Je fus obligée d’avouer que nous avions discuté plusieurs fois là-dessus, Richard et moi ; et que j’avais des raisons de croire que M. Woodcourt en avait fait autant.

« Il me l’a dit, répliqua mon tuteur ; et, de son côté, dame Durden m’ayant fait son aveu, il n’y a plus à s’en occuper ; passons à autre chose. Que pensez-vous de mistress Woodcourt ? vous plaît-elle ? »

Un peu troublée par cette question imprévue, je répondis que je l’aimais beaucoup ; d’autant plus qu’elle me paraissait maintenant plus aimable qu’autrefois.

— « Je le trouve aussi, répondit M. Jarndyce. Elle parle moins de sa généalogie, de Morgan-ap…, etc. »

C’était précisément ce que j’avais voulu dire, j’en convins ; tout en reconnaissant que cette excellente femme n’en était pas moins bonne au fond, dans le temps où elle s’occupait davantage de Morgan-ap-Kerrig.
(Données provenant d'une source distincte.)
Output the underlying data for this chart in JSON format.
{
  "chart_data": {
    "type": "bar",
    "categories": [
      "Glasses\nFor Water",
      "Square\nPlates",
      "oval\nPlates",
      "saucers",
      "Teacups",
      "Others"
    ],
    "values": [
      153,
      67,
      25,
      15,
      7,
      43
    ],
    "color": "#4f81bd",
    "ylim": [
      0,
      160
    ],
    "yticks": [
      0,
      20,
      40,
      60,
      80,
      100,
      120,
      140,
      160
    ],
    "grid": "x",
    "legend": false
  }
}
« Je ne dis pas non, reprit mon tuteur ; cependant elle a bien fait de le laisser dans ses montagnes ; et, puisque nous sommes du même avis à cet égard, ne croyez-vous pas, dame Durden, que je ferais bien d’inviter mistress Woodcourt à rester avec nous ?

— Oui, tuteur ; et cependant… »

M. Jarndyce me regarda, comme s’il attendait la fin de ma phrase ; mais je n’avais rien à dire, ou du moins rien que je pusse exprimer ; seulement une vague idée qu’il aurait mieux valu ne pas installer cette vieille dame chez nous.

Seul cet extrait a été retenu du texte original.